Caballo de guerra

Crítica de David Obarrio - Cinemarama

No direction home

Debajo del clasicismo desequilibrado de Spielberg –siempre menos una contingencia que un aliento remoto, una invocación subterránea hacia la que sus películas parecen inclinarse, como sobre una cadena de recuerdos en la que los primeros eslabones aparecen desdibujados en relación con la feroz vitalidad contemporánea del capítulo adulto de su cine– lo que parece haber en juego esta vez es una melancolía a escala superior: todo elemento “clásico” luce ostensiblemente falso en Caballo de guerra. Pero ese carácter irreal es cincelado como si se tratara de obtener de allí un brillo de oropel, un evidente fasto destinado a cubrir con un dejo de fábula entrañable lo que hay en el medio. Entre el prólogo que desborda bucolismo, con imágenes de una vida dura que se lleva con sencillez y cósmica resignación –las diferencias de clase y la discreta crueldad de los patrones son tan corrientes y esperables como el cambio de las estaciones–, y el epílogo, que reúne a la familia contra el fondo pintado de un atardecer rojo fuego, como una estampita en technicolor, el director americano parece enmarcar lo que es el núcleo de la película.

¿Y qué hay en el medio de Caballo de guerra? ¿En qué consiste ese centro alrededor del cual se teje un breve melodrama de pérdida, búsqueda y reparación? Lo que se encuentra allí es el absurdo, un caos intransferible de oscuridad y sinrazón. No porque la guerra deba serlo per se, sino porque lo impone en términos estrictamente narrativos la visión aterrorizada de un inocente llamado Joey, nada menos que el caballo del título, que parece operar a modo de proyección sensible de su dueño (un campesino adolescente), un extraño en medio del campo de batalla que observa estupefacto y temeroso lo que ocurre a su alrededor, de la misma manera que el afable mostrenco de E.T. se encargaba en parte de relevar con una mirada externa y virginal las costumbres de la clase media norteamericana de los suburbios.

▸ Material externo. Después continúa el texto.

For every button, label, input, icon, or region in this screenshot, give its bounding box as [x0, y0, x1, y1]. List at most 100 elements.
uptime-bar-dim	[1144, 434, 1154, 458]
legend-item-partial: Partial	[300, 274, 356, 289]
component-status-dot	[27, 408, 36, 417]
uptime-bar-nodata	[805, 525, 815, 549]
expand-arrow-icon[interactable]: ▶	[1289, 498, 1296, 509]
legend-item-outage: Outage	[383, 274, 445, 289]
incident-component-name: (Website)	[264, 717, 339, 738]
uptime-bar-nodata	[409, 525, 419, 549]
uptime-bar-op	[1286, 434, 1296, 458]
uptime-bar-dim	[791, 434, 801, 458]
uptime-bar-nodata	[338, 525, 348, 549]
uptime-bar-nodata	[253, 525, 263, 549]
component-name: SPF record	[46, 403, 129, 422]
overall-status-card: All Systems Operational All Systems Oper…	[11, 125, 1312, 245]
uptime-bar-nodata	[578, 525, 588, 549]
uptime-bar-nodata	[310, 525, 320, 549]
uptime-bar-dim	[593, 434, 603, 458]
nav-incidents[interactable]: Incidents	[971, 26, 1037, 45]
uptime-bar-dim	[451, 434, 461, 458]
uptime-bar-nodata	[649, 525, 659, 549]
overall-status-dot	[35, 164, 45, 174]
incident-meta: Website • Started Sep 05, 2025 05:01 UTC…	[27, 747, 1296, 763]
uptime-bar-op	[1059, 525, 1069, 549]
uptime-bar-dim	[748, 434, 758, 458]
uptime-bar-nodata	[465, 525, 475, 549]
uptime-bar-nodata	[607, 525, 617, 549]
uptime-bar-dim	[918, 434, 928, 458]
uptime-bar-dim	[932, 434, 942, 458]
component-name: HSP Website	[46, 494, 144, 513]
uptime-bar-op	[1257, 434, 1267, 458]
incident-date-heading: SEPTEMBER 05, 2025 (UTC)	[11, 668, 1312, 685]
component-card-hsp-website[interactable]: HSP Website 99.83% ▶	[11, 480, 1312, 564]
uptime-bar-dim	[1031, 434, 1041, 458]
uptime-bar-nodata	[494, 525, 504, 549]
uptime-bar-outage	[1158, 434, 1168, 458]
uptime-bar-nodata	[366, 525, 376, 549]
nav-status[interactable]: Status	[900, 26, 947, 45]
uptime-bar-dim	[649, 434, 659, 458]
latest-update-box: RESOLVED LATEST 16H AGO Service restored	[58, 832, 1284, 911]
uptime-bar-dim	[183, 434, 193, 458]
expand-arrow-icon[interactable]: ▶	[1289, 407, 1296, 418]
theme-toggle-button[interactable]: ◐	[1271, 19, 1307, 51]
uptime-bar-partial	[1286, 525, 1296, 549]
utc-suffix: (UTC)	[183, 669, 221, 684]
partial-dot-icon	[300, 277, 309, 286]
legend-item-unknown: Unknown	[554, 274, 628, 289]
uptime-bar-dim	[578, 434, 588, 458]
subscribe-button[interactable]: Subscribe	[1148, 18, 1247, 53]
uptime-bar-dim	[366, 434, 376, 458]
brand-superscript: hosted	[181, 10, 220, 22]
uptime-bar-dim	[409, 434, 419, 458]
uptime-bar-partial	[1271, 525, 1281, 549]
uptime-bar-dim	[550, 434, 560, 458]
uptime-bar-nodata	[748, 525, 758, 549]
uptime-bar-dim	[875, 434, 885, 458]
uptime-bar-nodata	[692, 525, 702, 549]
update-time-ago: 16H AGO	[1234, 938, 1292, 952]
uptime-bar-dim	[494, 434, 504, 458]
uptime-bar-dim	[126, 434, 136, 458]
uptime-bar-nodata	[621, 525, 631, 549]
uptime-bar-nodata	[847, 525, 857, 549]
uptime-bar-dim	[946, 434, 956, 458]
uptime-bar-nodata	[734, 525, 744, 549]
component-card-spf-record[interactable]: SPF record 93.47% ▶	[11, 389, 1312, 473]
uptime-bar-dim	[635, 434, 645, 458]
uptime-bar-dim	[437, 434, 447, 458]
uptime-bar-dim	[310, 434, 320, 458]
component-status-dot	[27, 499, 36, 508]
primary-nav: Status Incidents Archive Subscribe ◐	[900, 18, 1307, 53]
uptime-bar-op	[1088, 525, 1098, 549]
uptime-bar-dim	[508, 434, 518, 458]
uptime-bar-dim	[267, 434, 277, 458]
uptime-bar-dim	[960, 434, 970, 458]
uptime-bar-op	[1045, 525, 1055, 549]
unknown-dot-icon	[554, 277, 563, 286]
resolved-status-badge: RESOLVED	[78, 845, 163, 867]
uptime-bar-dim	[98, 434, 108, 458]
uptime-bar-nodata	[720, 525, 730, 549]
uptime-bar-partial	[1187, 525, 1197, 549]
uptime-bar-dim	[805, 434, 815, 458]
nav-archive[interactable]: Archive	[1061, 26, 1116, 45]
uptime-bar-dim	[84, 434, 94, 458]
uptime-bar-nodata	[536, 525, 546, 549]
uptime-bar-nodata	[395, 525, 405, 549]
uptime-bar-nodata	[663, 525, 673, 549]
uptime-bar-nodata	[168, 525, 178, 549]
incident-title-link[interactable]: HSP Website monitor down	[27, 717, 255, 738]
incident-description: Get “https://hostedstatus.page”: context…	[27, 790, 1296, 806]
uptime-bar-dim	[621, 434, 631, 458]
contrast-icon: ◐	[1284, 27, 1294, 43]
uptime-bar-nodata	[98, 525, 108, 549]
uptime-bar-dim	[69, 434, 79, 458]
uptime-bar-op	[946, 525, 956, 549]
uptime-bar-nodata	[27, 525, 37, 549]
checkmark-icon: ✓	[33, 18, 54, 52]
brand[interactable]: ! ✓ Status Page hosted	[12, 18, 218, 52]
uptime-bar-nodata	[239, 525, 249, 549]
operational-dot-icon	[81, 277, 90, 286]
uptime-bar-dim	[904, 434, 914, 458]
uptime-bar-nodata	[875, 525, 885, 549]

Inglaterra entra en la Primera Guerra Mundial y Joey es destinado a la caballería británica. La separación es dolorosa pero Spielberg, a pesar de las inevitables emanaciones pedagógicas de la música de John Williams, ajusta en esta oportunidad las emociones a un mínimo indispensable. En su primera intervención, el animal es capturado por los alemanes. Los “boches”, en la línea del relato bélico clásico de Hollywood, exhiben un plus de crueldad respecto de sus contrincantes ingleses. Sin embargo el director, con gran habilidad, lo carga a la cuenta del ingreso progresivo de Joey en una espiral ascendente de terror, violencia y extrañamiento. La mayor parte de Caballo de guerra está destinada a un maremágnum de escenas bélicas que corta el aliento: hipnóticos paisajes nocturnos en llamas, de una belleza abstracta, son la coronación luctuosa del hundimiento de la subjetividad en un infierno de imágenes sin sentido, ensimismadas y autosuficientes.

Más tarde, cuando su edad lo habilita, el chico consigue ser reclutado y marcha también al frente de guerra. En el momento en el que confluyen el animal y su antiguo dueño en la misma línea de trincheras, el joven se queda ciego al ser alcanzado por el gas enemigo y la película describe, con gracia y fluidez melodramáticas, la naturaleza intercambiable de los dos. Es el caballo el que sigue mirando, sus ojos son también los del chico. Lo que muestra Spielberg es un defasaje atroz, la mirada extraviada sobre un horizonte enloquecido, que arde de miedo y de una desdicha que apenas alcanza a nombrarse: en Caballo de guerra no queda lugar para una improbable épica porque no hay héroes sino, apenas, seres arrancados con brutalidad de su estado de inocencia. Para Spielberg el clasicismo es el hogar. Pero resulta que ya no hay hogar, como no sea de cartón pintado.